Funny, isn't it? Capitalism won the Cold War, but its natural development is now leading to Communism because that maximizes production in the Information Age. It wasn't a good model for industrial production, but as that keeps getting automated and focus shifts on coordination and cultural production, it turns out hierarchies simply get in the way. So nominally communist countries were arranged like giant corporations, while the new organizational model everyone's learning growing up now is "contribute according to your abilities, enjoy other people's contributions freely".

I wonder if this is why neoliberalism has been so fashionable lately: it's the struggle of a fading system to maintain it's dominance rather than be relegated to handling just a small subsection of total economy?

Comment Re:"Are" or "could be"? (Score 3, Informative) 104

Somebody got drunk and noisy, so what?

So your business is causing a disturbance that extends to my property. The noise and drunks are basically waste products of your business; you don't get to dump them on my lawn.

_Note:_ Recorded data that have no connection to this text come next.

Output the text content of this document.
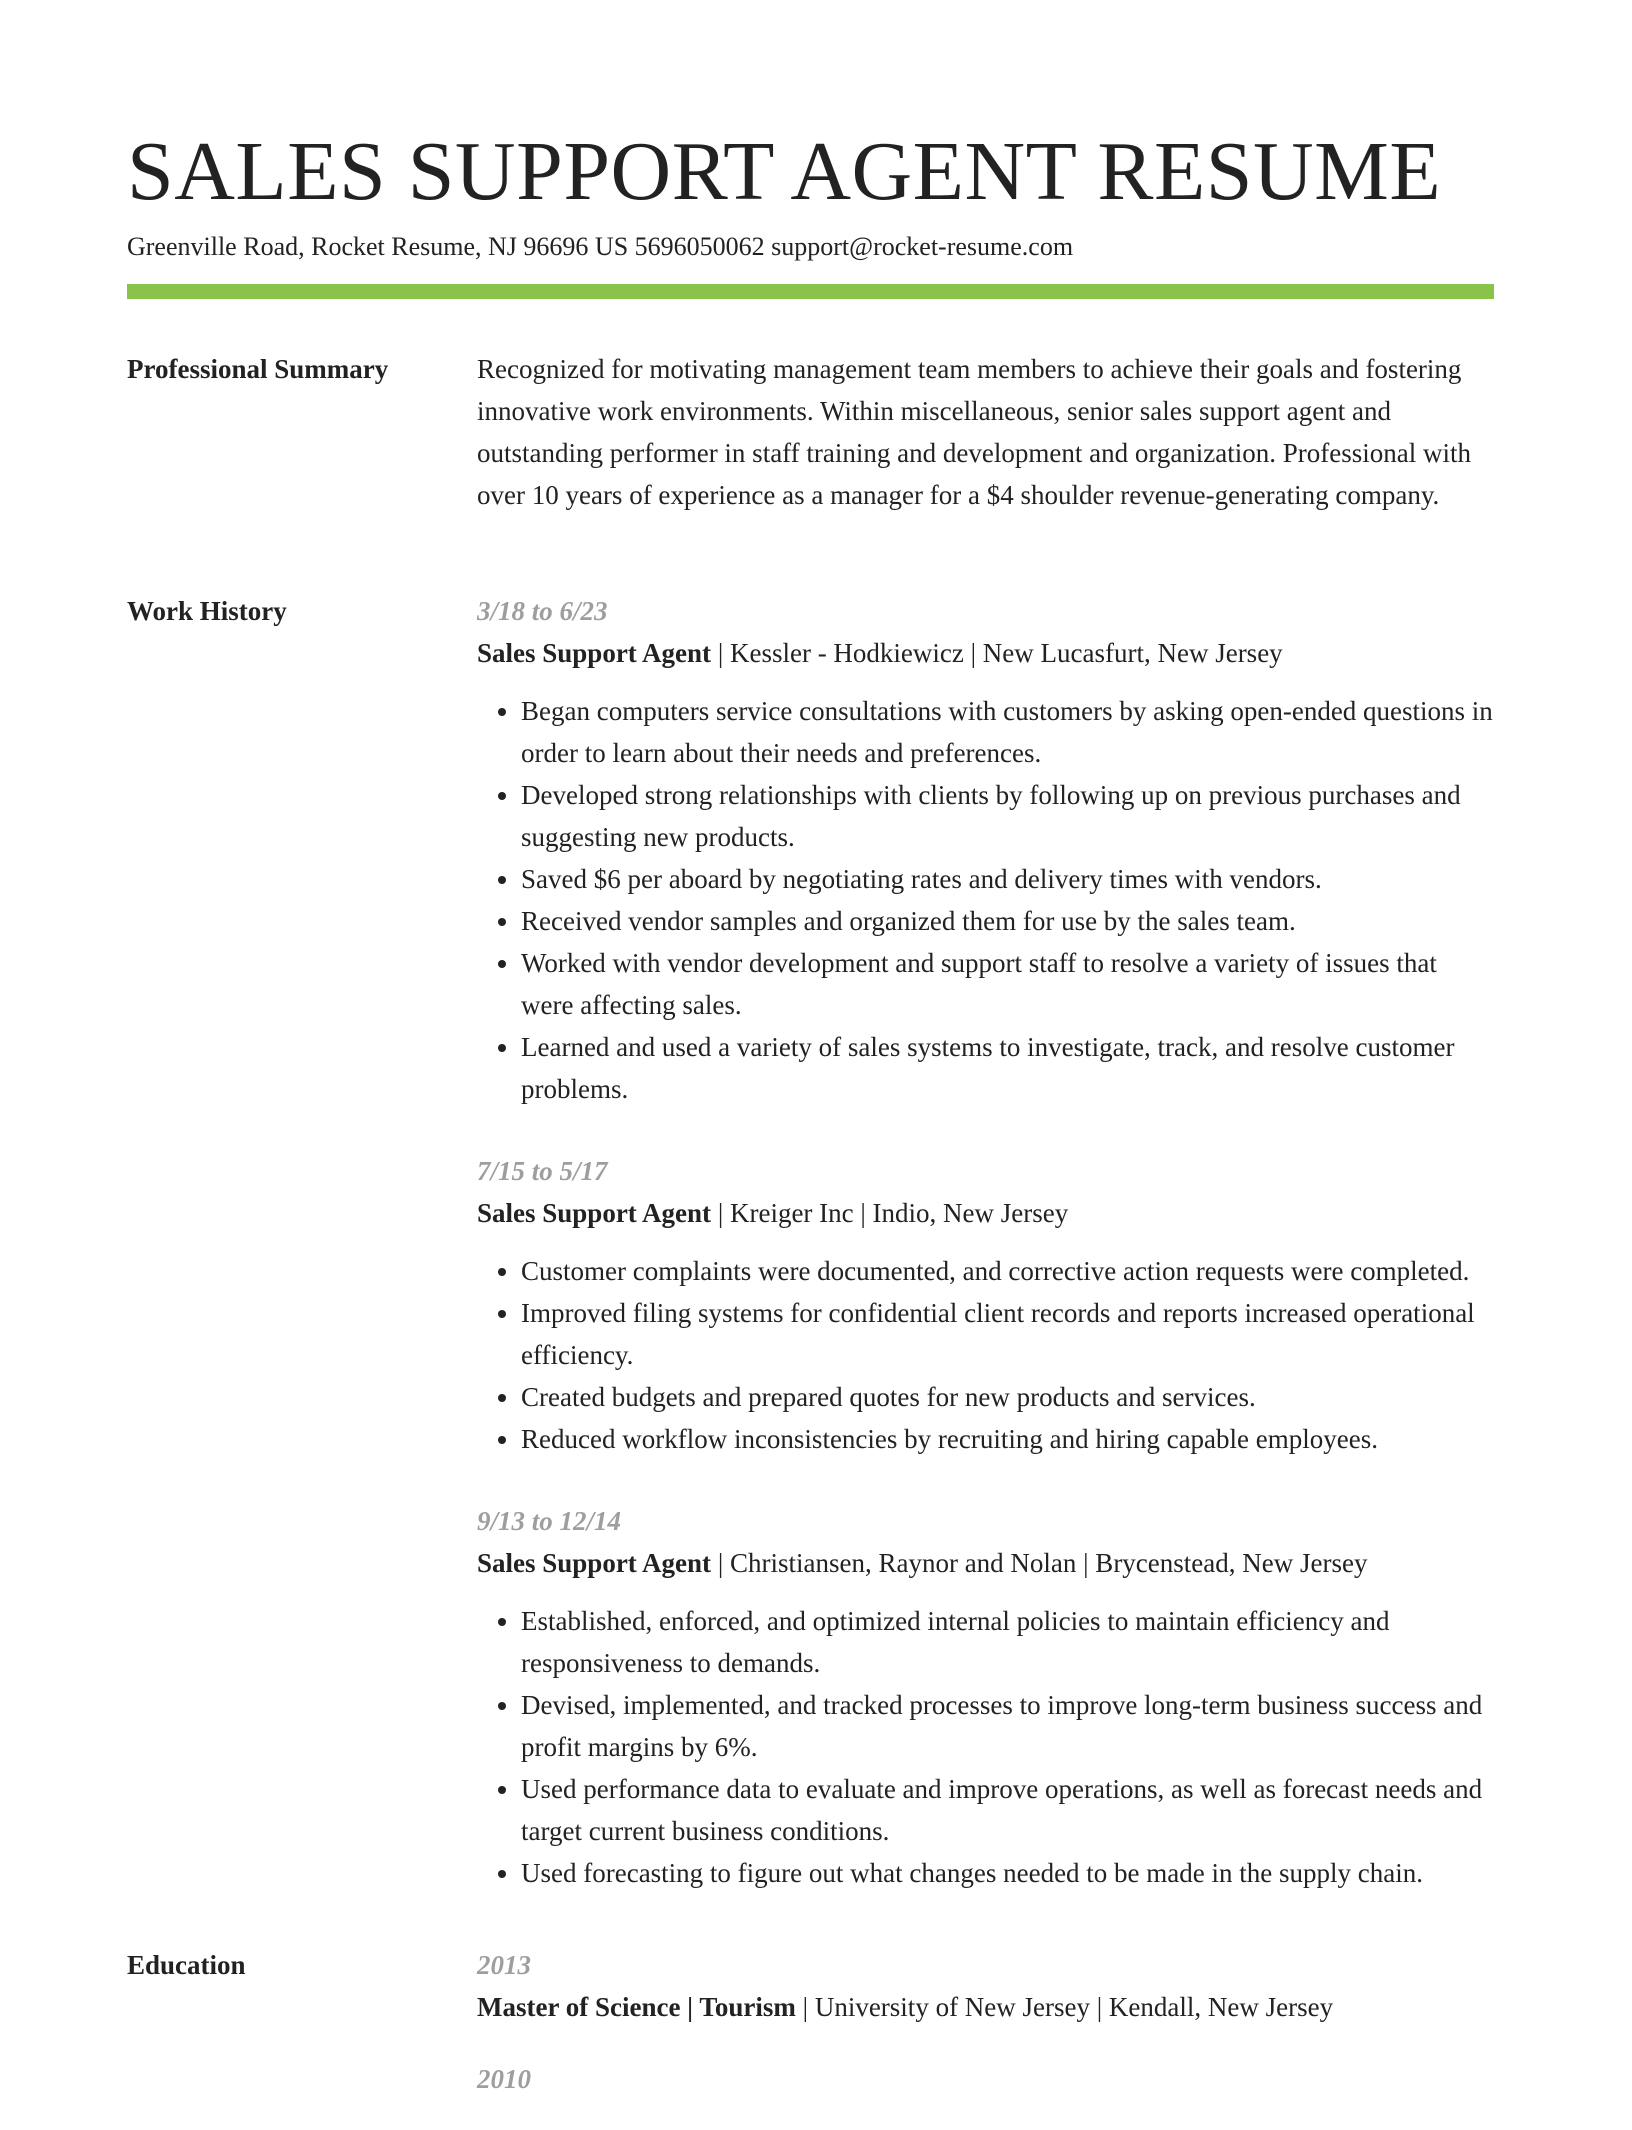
SALES SUPPORT AGENT RESUME
Greenville Road, Rocket Resume, NJ 96696 US 5696050062 support@rocket-resume.com
Professional Summary	Recognized for motivating management team members to achieve their goals and fostering innovative work environments. Within miscellaneous, senior sales support agent and outstanding performer in staff training and development and organization. Professional with over 10 years of experience as a manager for a $4 shoulder revenue-generating company.

Work History	3/18 to 6/23
Sales Support Agent | Kessler - Hodkiewicz | New Lucasfurt, New Jersey
• Began computers service consultations with customers by asking open-ended questions in order to learn about their needs and preferences.
• Developed strong relationships with clients by following up on previous purchases and suggesting new products.
• Saved $6 per aboard by negotiating rates and delivery times with vendors.
• Received vendor samples and organized them for use by the sales team.
• Worked with vendor development and support staff to resolve a variety of issues that were affecting sales.
• Learned and used a variety of sales systems to investigate, track, and resolve customer problems.
7/15 to 5/17
Sales Support Agent | Kreiger Inc | Indio, New Jersey
• Customer complaints were documented, and corrective action requests were completed.
• Improved filing systems for confidential client records and reports increased operational efficiency.
• Created budgets and prepared quotes for new products and services.
• Reduced workflow inconsistencies by recruiting and hiring capable employees.
9/13 to 12/14
Sales Support Agent | Christiansen, Raynor and Nolan | Brycenstead, New Jersey
• Established, enforced, and optimized internal policies to maintain efficiency and responsiveness to demands.
• Devised, implemented, and tracked processes to improve long-term business success and profit margins by 6%.
• Used performance data to evaluate and improve operations, as well as forecast needs and target current business conditions.
• Used forecasting to figure out what changes needed to be made in the supply chain.
Education	2013
Master of Science | Tourism | University of New Jersey | Kendall, New Jersey
2010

People living in those houses never drink? Never get noisy?

Sure they do, and when they do, the police comes to take the criminal scum away. But that doesn't work when you have a whole new customer lined up for the next night, and another one for the next, and another one...

Are hotels covering tourist behaviour outside of hotel premises?

Hotels are subject to zoning laws which generally put them into commercial districts, precisely for this reason.

You are full of shit, just like this entire case.